Iran Readying Electric Car Infrastructure Iran Readying Electric Car Infrastructure

A deputy energy minister said Iran is developing the infrastructure to accommodate the influx of electric cars in Iran in a matter of years.

"In the near future, the number of electricity-powered vehicles will experience a bigger rise compared to gas guzzlers," Alireza Daemi also told Mehr News Agency.

Daemi was speaking at a meeting of power and water industries' officials and First Vice President Es'haq Jahangiri on Saturday.

"At present, 26 research and technological development plans are underway in the Energy Ministry, one of which pertains to electric cars," he said.

Underscoring the fact that supplying power to electric cars is the Energy Ministry's responsibility, Daemi said the ministry intends to develop the infrastructures for powering electric cars in a way that can be charged at home as well as in commercial and administrative places.

Referring to the prospective replacement of electricity with gasoline as fuel for vehicles, the official said, "We are preparing the ground, under which electric cars can be charged during off-peak hours."

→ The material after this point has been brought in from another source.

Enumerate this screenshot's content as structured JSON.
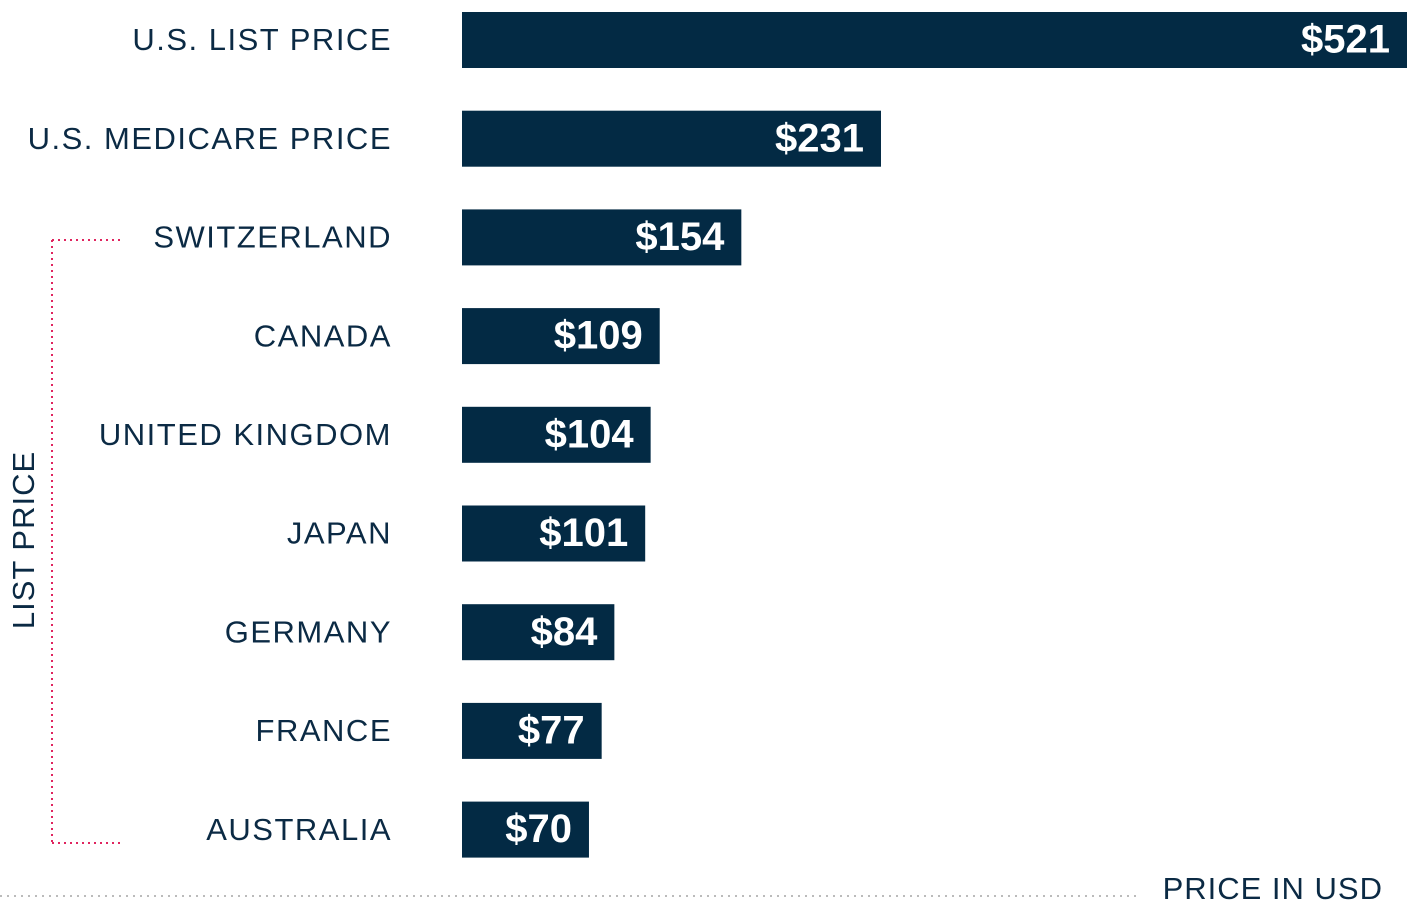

An electric car is propelled by one or more electric motors, using electric energy stored in rechargeable batteries or another energy storage device. As of September 2015, there are over 30 models of highway legal all-electric passenger cars and utility vans available for retail sales, mainly in the United States, China, Japan and Western European countries.

By mid-September 2015, about 620,000 light-duty electric vehicles were sold worldwide out of the total global sales of one million plug-in electric cars sold since 2008.

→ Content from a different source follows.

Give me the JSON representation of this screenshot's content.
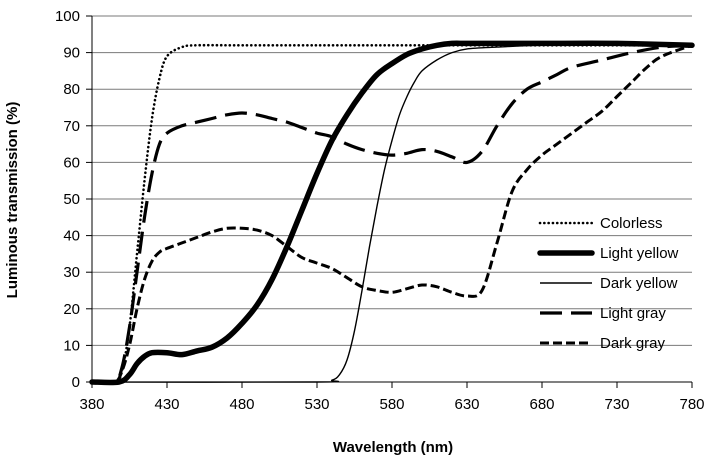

As electric cars emit no toxic gases, they are 100% eco-friendly. The much quieter electrics require low maintenance as there is no need to lubricate the engine.

But they have downsides too, including a lack of recharging points, short driving range and speed, longer recharge time and requiring battery replacement. Moreover, cities already facing acute power shortage are not suitable for electric cars. The consumption of more power would hamper their daily power needs.

So far, the negatives of electric vehicles appear to outweigh the positives in the minds of individual consumers. Despite the media hype, electric cars have not yet grabbed a meaningful share in any of the three major auto markets—North America, Western Europe or China—which collectively account for 57% of the total global auto market.

The plan is unlikely to become a reality in Iran, at least not in the near future, as officials have time and again stressed that the Persian Gulf nation's top priority is to raise gasoline quality to meet Euro-4 standards and replace gasoline with compressed natural gas as a cleaner fuel.

With four million gas-powered vehicles, Iran is the second largest user of these cars in the world after China.

Daemi also noted that power production capacity will increase by 8,000 megawatts over the next two years, with efficiency in power plants expected to reach 42% from the current 37% within the same timeframe.

"The country has managed to decrease power wastage in distribution networks from 14.8% in March 2014 to 11% now," he said, adding that with the rise in efficiency, $660 million will be saved in costs annually.